Okay now I found what I was looking for, actually @Honey_Patouceul the answer was one of your old posts :
gpu-acceleration-support-for-opencv-gstreamer-pipeline
So if someone encounters the same problem as I did, I wanted to contribute with a simple example as well. @dusty-nv’s jetson-utils library actually provides an easy use of capturing image and handling it inside the NVMM memory. (Just compile it with -DNVMM_ENABLE=1)
I also wrote a simple test script to check the actual result, this example for my csi camera. Using gstcamera of jetson-utils library allows you to handle the frame in cuda or even as cv::cuda::GpuMat.

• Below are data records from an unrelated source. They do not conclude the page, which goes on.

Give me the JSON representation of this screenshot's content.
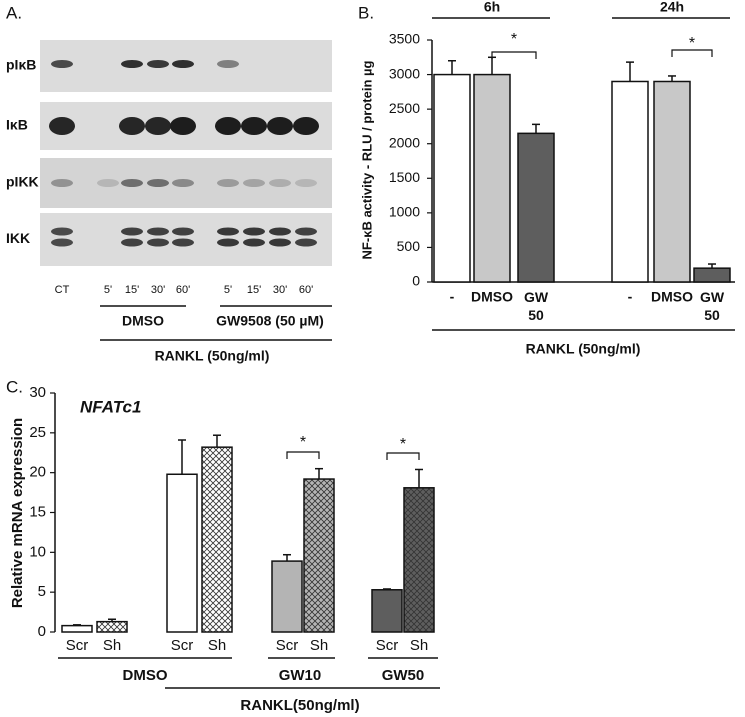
{
  "panel_a": {
    "label": "A.",
    "rows": [
      "pIκB",
      "IκB",
      "pIKK",
      "IKK"
    ],
    "lanes": [
      "CT",
      "5'",
      "15'",
      "30'",
      "60'",
      "5'",
      "15'",
      "30'",
      "60'"
    ],
    "groups": [
      "DMSO",
      "GW9508 (50 µM)"
    ],
    "treatment": "RANKL (50ng/ml)"
  },
  "chart_data": [
    {
      "type": "bar",
      "panel_label": "B.",
      "ylabel": "NF-κB activity - RLU / protein µg",
      "categories": [
        "-",
        "DMSO",
        "GW 50",
        "-",
        "DMSO",
        "GW 50"
      ],
      "values": [
        3000,
        3000,
        2150,
        2900,
        2900,
        200
      ],
      "errors": [
        200,
        250,
        130,
        280,
        80,
        60
      ],
      "colors": [
        "#ffffff",
        "#c8c8c8",
        "#5e5e5e",
        "#ffffff",
        "#c8c8c8",
        "#5e5e5e"
      ],
      "ylim": [
        0,
        3500
      ],
      "yticks": [
        0,
        500,
        1000,
        1500,
        2000,
        2500,
        3000,
        3500
      ],
      "groups": [
        "6h",
        "24h"
      ],
      "treatment": "RANKL (50ng/ml)",
      "annotations": [
        "*",
        "*"
      ]
    },
    {
      "type": "bar",
      "panel_label": "C.",
      "title": "NFATc1",
      "ylabel": "Relative mRNA expression",
      "categories": [
        "Scr",
        "Sh",
        "Scr",
        "Sh",
        "Scr",
        "Sh",
        "Scr",
        "Sh"
      ],
      "values": [
        0.8,
        1.3,
        19.8,
        23.2,
        8.9,
        19.2,
        5.3,
        18.1
      ],
      "errors": [
        0.1,
        0.3,
        4.3,
        1.5,
        0.8,
        1.3,
        0.1,
        2.3
      ],
      "colors": [
        "#ffffff",
        "#ffffff",
        "#ffffff",
        "#ffffff",
        "#b4b4b4",
        "#b4b4b4",
        "#5e5e5e",
        "#5e5e5e"
      ],
      "hatch": [
        false,
        true,
        false,
        true,
        false,
        true,
        false,
        true
      ],
      "ylim": [
        0,
        30
      ],
      "yticks": [
        0,
        5,
        10,
        15,
        20,
        25,
        30
      ],
      "groups": [
        "DMSO",
        "GW10",
        "GW50"
      ],
      "treatment": "RANKL(50ng/ml)",
      "annotations": [
        "*",
        "*"
      ]
    }
  ]
}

void trying_jetsonutils(){
std::cout << "Trying NVMM read" << std::endl;
// create input stream
videoOptions opt;
opt.width = 3264;
opt.height = 1848;
opt.frameRate = 28;
opt.zeroCopy = false; // GPU access only for better speed
opt.resource = "csi://0";
// videoSource * input = videoSource::Create("csi://0", opt);
gstCamera * input = gstCamera::Create(opt);
if (!input) {
std::cerr << "Error: Failed to create input stream" << std::endl;
exit(-1);
}
// Read one frame to get resolution
uchar3* image = NULL;
if( !input->Capture(&image, 1000) )
{
std::cerr << "Error: failed to capture first video frame" << std::endl;
delete input;
exit(3);
}
cv::cuda::GpuMat dummy_frame(input->GetHeight(), input->GetWidth(), CV_8UC3);
int i = 0;
std::chrono::high_resolution_clock::time_point start_time;
std::chrono::high_resolution_clock::time_point end_time;
std::chrono::microseconds duration;
while( 1 ){
// capture next image
if( !input->Capture(&image, 1000) ){
std::cerr << "Error: failed to capture video frame" << std::endl;
continue;
}
// Some OpenCv processing
start_time = std::chrono::high_resolution_clock::now();
cv::cuda::GpuMat frame_in(input->GetHeight(), input->GetWidth(), CV_8UC3, image);
end_time = std::chrono::high_resolution_clock::now();
duration = std::chrono::duration_cast<std::chrono::microseconds>(end_time - start_time);
std::cout << "Upload duration: " << duration.count() << " us "<< std::endl;
start_time = std::chrono::high_resolution_clock::now();
cv::cuda::cvtColor(frame_in, dummy_frame, cv::COLOR_RGB2GRAY);
end_time = std::chrono::high_resolution_clock::now();
duration = std::chrono::duration_cast<std::chrono::microseconds>(end_time - start_time);
std::cout << "CvtColor duration: " << duration.count() << " us "<< std::endl;
cv::Mat cpu_frame;
start_time = std::chrono::high_resolution_clock::now();
dummy_frame.download(cpu_frame);
end_time = std::chrono::high_resolution_clock::now();
duration = std::chrono::duration_cast<std::chrono::microseconds>(end_time - start_time);
std::cout << "Download duration: " << duration.count() << " us "<< std::endl;
cv::imwrite("gpu_frame.png", cpu_frame);
if( !input->IsStreaming() )
break;
if (i > 10)
break;
i++;
}
delete input;
}
The upload time is around ~2us right now comparing to my old test it was around ~25000us which means the image pointer is not copied because it was already in the memory that gpu can handle.